Bahl expects other equity issues in the pipeline to be reasonably priced as well, given that economic conditions in India remain sluggish.

Several companies are in the queue to raise funds from the equity markets, riding on the improved sentiments following the election victory of the Bharatiya Janata Party (BJP), which is perceived as business-friendly, Mint reported on 20 May.

The rush to sell shares to institutional investors could be a precursor to a revival in the moribund initial public offering (IPO) market, say investment bankers.

Risk appetite among the wealthy, financial institutions and banks is shifting to riskier investments from safer instruments such as fixed income options, gold products and real estate, in anticipation of a pick-up in the economy, they said, declining to be named.

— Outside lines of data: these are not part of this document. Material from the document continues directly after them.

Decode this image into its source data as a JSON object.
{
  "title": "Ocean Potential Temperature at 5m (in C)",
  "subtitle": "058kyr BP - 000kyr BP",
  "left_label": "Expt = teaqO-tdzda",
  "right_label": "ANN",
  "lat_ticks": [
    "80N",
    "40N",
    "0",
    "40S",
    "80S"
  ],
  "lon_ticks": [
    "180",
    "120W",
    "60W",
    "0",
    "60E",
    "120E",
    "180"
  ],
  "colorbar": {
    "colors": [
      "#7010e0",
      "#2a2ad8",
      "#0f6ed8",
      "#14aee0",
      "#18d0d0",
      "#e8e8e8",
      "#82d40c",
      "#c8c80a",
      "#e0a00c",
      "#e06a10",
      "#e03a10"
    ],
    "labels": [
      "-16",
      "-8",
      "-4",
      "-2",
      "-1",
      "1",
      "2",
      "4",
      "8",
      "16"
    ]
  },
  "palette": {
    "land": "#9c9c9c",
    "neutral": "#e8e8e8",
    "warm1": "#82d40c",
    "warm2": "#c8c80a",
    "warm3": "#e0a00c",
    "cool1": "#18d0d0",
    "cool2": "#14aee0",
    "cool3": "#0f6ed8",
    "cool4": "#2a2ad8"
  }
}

Separately, Yes Bank said on Thursday it had approved the allotment of 53.5 million shares to raise `2,942 crore. “The allotment of shares was done across 114 investors at `550 per share. The issue was oversubscribed over five times, generating an aggregate worldwide demand of $2.5 billion,” the private lender said.

The rush to raise equity capital comes in the backdrop of rising debt levels at Indian companies. In a report dated 28 April, the International Monetary Fund said that a third of the corporate debt in India is on the books of companies with a debt-to-equity ratio of more than three, the highest degree of leverage in the Asia-Pacific region.